A few weeks ago, Jenni and some of our Tame Past Present Future volunteers took a stroll around Witton and along the Tame towards Salford Bridge, now situated underneath Spaghetti Junction. We will be producing a heritage walk through the area, so we were testing the route, finding out about the history, as well as using Phyllis Nicklin's photographs from the 1960s to explore how the area has changed. Nicklin was a geography lecturer at Birmingham University in the 1950s and 1960s, and as part of her work she took hundreds of images around Birmingham. We've pinpointed those taken in Witton and along the River Tame, and during the walk everyone was clicking away recording the industry in the area, and also trying to retake Nicklin's images.
Here is a selection of Phyllis Nicklin's photographs and the images taken by myself and our volunteers as we walked around the area.

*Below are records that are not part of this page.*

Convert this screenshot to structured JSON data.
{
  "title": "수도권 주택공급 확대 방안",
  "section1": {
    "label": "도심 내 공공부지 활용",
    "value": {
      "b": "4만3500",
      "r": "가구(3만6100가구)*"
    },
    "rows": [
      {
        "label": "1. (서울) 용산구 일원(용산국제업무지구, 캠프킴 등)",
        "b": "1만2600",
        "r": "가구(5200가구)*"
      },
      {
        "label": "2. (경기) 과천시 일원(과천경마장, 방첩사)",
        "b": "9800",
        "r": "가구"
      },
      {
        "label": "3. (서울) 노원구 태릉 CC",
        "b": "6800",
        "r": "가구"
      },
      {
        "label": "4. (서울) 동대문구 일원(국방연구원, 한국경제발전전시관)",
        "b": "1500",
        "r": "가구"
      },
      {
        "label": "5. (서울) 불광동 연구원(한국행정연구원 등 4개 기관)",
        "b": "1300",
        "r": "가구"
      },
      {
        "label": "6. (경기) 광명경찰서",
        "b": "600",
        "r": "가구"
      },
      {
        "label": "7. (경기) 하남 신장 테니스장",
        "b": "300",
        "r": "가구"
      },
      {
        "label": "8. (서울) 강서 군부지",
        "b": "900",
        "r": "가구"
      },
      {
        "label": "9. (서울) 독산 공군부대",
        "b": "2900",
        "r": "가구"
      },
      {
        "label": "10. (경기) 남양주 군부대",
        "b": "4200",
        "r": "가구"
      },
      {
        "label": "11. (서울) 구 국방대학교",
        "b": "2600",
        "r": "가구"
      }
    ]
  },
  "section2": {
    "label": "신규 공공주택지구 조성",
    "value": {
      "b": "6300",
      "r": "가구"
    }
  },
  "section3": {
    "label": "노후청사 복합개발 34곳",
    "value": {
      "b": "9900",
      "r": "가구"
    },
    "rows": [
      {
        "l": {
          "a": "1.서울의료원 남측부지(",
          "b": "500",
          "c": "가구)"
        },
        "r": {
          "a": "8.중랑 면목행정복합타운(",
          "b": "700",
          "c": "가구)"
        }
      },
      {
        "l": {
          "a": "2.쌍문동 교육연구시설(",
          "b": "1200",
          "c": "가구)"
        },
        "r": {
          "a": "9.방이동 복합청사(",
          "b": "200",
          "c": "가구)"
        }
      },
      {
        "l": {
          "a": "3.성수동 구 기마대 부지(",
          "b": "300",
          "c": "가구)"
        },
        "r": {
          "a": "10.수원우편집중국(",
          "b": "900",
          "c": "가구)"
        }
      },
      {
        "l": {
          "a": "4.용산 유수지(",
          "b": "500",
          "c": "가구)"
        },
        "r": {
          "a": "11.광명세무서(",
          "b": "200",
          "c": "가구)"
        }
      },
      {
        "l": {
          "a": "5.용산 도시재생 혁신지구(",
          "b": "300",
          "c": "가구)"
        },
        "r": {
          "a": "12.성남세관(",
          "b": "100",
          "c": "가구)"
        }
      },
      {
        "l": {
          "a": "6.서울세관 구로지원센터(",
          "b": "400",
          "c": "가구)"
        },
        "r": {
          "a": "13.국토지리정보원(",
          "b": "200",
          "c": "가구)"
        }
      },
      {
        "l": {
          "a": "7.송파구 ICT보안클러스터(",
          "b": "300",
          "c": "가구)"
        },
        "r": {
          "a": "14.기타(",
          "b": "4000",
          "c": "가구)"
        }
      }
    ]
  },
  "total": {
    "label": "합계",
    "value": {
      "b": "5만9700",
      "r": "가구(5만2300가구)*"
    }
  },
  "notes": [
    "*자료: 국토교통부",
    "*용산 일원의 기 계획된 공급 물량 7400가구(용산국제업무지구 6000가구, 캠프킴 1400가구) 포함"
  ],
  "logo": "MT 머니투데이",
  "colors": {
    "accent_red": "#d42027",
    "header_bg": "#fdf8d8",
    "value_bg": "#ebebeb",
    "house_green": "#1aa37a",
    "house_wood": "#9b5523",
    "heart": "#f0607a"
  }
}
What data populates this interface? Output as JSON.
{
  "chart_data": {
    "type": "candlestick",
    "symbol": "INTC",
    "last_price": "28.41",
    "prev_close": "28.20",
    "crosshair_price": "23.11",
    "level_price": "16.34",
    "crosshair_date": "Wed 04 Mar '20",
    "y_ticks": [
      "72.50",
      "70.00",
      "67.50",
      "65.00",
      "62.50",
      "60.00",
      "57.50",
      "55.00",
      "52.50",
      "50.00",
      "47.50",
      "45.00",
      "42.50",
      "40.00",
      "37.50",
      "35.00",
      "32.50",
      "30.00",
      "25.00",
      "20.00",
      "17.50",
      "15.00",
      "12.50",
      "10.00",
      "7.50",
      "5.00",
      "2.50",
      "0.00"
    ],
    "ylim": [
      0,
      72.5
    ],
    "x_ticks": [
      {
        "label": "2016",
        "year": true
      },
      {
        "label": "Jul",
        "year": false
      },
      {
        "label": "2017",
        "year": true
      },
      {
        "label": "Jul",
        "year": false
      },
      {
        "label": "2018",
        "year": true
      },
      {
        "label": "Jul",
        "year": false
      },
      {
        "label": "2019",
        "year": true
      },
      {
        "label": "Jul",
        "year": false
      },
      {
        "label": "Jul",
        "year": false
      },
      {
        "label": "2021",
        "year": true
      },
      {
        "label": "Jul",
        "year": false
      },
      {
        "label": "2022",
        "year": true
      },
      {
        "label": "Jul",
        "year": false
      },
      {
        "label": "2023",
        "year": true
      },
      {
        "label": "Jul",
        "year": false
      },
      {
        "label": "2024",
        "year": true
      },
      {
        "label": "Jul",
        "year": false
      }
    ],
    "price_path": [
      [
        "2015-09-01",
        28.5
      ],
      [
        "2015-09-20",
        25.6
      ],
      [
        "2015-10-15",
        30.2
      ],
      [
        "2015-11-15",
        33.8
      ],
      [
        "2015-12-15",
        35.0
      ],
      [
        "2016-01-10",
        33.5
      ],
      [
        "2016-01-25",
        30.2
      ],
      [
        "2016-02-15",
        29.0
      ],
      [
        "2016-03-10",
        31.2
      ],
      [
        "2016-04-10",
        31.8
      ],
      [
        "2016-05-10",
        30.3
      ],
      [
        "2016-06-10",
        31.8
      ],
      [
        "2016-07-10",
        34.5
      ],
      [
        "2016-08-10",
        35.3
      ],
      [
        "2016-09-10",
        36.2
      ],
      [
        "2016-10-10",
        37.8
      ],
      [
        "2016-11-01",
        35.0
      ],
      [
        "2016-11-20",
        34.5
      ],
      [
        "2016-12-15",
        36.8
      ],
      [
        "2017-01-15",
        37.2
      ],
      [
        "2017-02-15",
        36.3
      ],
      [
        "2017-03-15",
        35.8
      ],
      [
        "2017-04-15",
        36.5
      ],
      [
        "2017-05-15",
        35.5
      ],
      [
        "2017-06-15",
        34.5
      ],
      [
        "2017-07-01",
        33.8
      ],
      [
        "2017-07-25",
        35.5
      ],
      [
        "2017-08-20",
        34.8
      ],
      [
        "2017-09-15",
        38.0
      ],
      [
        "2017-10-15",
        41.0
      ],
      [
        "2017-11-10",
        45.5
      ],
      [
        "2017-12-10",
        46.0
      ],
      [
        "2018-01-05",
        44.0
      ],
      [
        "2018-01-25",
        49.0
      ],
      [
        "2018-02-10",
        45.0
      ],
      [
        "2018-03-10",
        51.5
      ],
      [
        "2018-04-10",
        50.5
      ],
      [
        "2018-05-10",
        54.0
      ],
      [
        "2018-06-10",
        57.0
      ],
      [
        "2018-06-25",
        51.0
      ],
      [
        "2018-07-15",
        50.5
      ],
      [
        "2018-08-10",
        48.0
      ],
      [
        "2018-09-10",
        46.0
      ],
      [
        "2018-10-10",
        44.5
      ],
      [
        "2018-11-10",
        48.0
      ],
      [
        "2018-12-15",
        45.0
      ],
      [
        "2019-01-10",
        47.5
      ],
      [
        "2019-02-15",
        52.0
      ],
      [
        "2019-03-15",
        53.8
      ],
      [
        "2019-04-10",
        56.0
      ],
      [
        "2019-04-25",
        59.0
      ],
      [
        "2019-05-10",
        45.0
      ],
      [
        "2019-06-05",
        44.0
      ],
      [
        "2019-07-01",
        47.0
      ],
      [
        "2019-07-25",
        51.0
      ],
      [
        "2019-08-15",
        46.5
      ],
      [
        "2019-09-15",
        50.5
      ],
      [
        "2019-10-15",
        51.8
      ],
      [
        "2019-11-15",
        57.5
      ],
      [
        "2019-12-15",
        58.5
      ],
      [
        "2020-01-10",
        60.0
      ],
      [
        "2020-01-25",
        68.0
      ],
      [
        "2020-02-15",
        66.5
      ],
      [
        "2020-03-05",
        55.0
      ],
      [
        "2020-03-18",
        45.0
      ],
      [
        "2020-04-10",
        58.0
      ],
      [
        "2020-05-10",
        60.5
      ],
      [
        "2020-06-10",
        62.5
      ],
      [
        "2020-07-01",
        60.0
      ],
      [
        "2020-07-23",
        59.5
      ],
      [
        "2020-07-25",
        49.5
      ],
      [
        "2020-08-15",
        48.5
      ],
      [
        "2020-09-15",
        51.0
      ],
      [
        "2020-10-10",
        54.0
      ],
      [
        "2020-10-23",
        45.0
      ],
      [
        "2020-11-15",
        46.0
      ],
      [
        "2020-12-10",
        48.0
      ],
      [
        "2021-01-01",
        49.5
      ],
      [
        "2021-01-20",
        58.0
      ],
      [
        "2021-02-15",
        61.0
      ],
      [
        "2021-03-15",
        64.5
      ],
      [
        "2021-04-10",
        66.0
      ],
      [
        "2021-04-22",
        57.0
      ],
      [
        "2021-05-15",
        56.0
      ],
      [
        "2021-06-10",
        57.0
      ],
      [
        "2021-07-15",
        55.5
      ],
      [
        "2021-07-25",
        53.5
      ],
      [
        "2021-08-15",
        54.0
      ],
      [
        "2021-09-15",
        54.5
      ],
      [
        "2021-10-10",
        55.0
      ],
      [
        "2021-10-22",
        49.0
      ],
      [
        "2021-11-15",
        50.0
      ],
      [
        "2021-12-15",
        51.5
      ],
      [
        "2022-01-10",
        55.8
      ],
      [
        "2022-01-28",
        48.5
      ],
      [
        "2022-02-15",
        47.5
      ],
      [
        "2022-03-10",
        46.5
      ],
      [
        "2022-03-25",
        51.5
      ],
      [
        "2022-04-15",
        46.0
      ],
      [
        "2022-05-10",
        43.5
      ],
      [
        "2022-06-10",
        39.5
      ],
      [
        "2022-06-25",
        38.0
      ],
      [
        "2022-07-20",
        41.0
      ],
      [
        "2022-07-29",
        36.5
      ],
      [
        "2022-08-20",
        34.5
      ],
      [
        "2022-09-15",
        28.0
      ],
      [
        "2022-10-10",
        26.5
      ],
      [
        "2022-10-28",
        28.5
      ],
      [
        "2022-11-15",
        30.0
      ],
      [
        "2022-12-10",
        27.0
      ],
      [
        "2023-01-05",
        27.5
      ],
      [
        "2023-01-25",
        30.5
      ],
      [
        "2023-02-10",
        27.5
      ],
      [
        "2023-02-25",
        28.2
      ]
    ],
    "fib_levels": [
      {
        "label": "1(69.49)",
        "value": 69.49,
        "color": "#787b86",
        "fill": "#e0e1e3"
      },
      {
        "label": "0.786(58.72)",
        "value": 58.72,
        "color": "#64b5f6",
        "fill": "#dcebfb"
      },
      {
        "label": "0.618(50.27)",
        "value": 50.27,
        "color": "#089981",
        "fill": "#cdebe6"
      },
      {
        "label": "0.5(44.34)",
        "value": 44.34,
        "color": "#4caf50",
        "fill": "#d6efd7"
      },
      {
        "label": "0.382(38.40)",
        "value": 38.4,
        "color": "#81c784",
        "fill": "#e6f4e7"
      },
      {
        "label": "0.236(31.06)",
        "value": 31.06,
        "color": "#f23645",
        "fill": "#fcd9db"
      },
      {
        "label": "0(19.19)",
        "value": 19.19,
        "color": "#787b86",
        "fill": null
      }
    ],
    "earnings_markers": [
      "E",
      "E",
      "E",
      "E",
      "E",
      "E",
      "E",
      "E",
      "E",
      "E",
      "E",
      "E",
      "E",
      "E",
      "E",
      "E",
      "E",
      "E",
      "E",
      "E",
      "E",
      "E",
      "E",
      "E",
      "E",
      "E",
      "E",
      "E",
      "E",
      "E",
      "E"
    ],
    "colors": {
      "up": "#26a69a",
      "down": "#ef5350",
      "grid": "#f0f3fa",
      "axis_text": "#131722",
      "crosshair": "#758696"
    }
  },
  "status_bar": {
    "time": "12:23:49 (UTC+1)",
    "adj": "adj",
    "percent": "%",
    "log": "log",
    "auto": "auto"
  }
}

HOCKLEY BROOK, SALFORD: EARLY 1963 & AUGUST 2014
The original image (see above) shows the River Tame flowing beneath the old canal bridge. The Hockley Brook, which was clearly visible joining the river in 1963, is now obscured by greenery.
|By Albert Blakeway|
GEC IN WITTON FROM DULVERTON ROAD: 1968 & 2014
The following two images show the entrance to Witton's GEC, that in 1964 employed about 9000 people. Today (2014) the GEC is closed and most of its buildings have been demolished; though, the main building is listed, a gate post remains, as does a rather shabby looking electric lamp post (one of presumably many that would have lined the entrance). Around the back, along the canal, a chimney stands too.
|GEC from Dulverton Road by Albert Blakeway|
|GEC from Dulverton Road by Si Hope|
|GEC from Dulverton Road by Jen Dixon|
TAME VALLEY CANAL, SALFORD: 1968 & 2014
The Tame Valley Canal follows the river, on and off, from Wednesbury. Here it cuts to the rear of the GEC in Witton and joins the Grand Union and the Birmingham & Fazeley canals at Salford Junction, now underneath Spaghetti Junction.